[Marzio’s Crucifix and Zoroaster by F. Marion Crawford]@TWC D-Link book
Marzio’s Crucifix and Zoroaster

CHAPTER IV
3/19

And on either side of the body walked the women, the prophet's kinsfolk; but Nehushta walked by Zoroaster, and ever and anon, as the funeral procession wound through the myrtle walks of the deep gardens, her dark and heavy eyes stole a glance sidelong at her strong fair lover.

His face was white as death and set sternly before him, and his dishevelled hair and golden beard flowed wildly over the rough coarseness of his long sackcloth garments.

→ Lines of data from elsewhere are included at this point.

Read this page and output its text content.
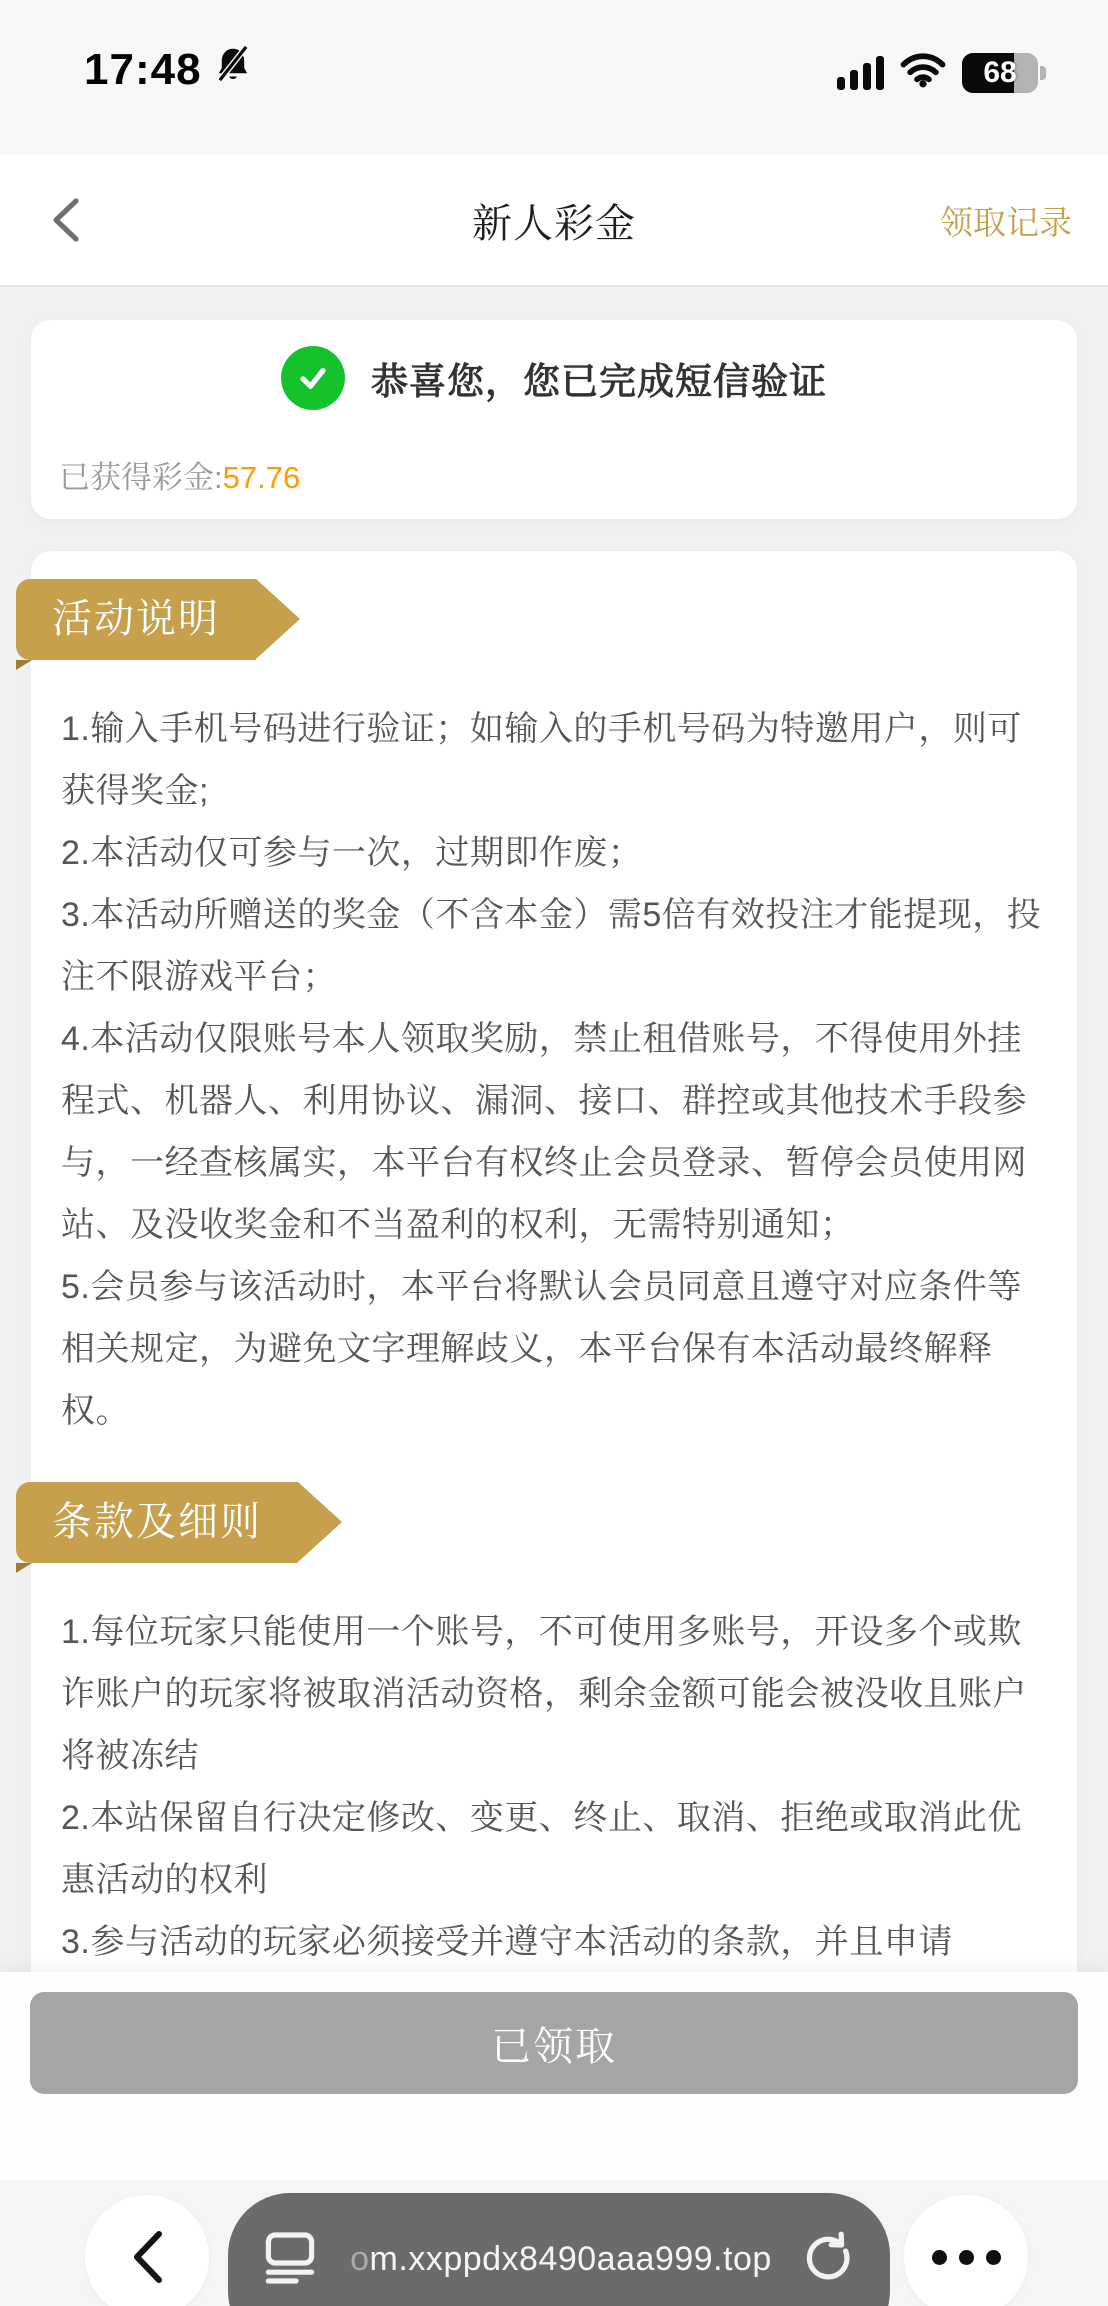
17:48	68
新人彩金	领取记录
恭喜您，您已完成短信验证
已获得彩金:57.76
活动说明
1.输入手机号码进行验证；如输入的手机号码为特邀用户，则可获得奖金;
2.本活动仅可参与一次，过期即作废；
3.本活动所赠送的奖金（不含本金）需5倍有效投注才能提现，投注不限游戏平台；
4.本活动仅限账号本人领取奖励，禁止租借账号，不得使用外挂程式、机器人、利用协议、漏洞、接口、群控或其他技术手段参与，一经查核属实，本平台有权终止会员登录、暂停会员使用网站、及没收奖金和不当盈利的权利，无需特别通知；
5.会员参与该活动时，本平台将默认会员同意且遵守对应条件等相关规定，为避免文字理解歧义，本平台保有本活动最终解释权。
条款及细则
1.每位玩家只能使用一个账号，不可使用多账号，开设多个或欺诈账户的玩家将被取消活动资格，剩余金额可能会被没收且账户将被冻结
2.本站保留自行决定修改、变更、终止、取消、拒绝或取消此优惠活动的权利
3.参与活动的玩家必须接受并遵守本活动的条款，并且申请
已领取
om.xxppdx8490aaa999.top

But his step never faltered, though he walked barefooted upon the hard gravel, and from the upper chamber of the tower whence they bore the corpse to the very moment when they laid it in the tomb, his face never changed, neither looked he to the right nor to the left.

And then, at last, when they had lowered their beloved master with linen bands to his last resting-place, and the women came near with boxes of nard and ambergris and precious ointments, Zoroaster looked long and fixedly at the swathed head, and the tears rolled down his cheeks and dropped upon his beard and upon the marble of the coffin; till at last he turned in silence, and went away through the multitude that parted before him, as pale as the dead and answering no man's greeting, nor even glancing at Nehushta who had stood at his elbow.

And he went away and hid himself for the rest of that day.
But in the evening, when the sun was gone down, he came and stood upon the terrace in the darkness, for there was no moon.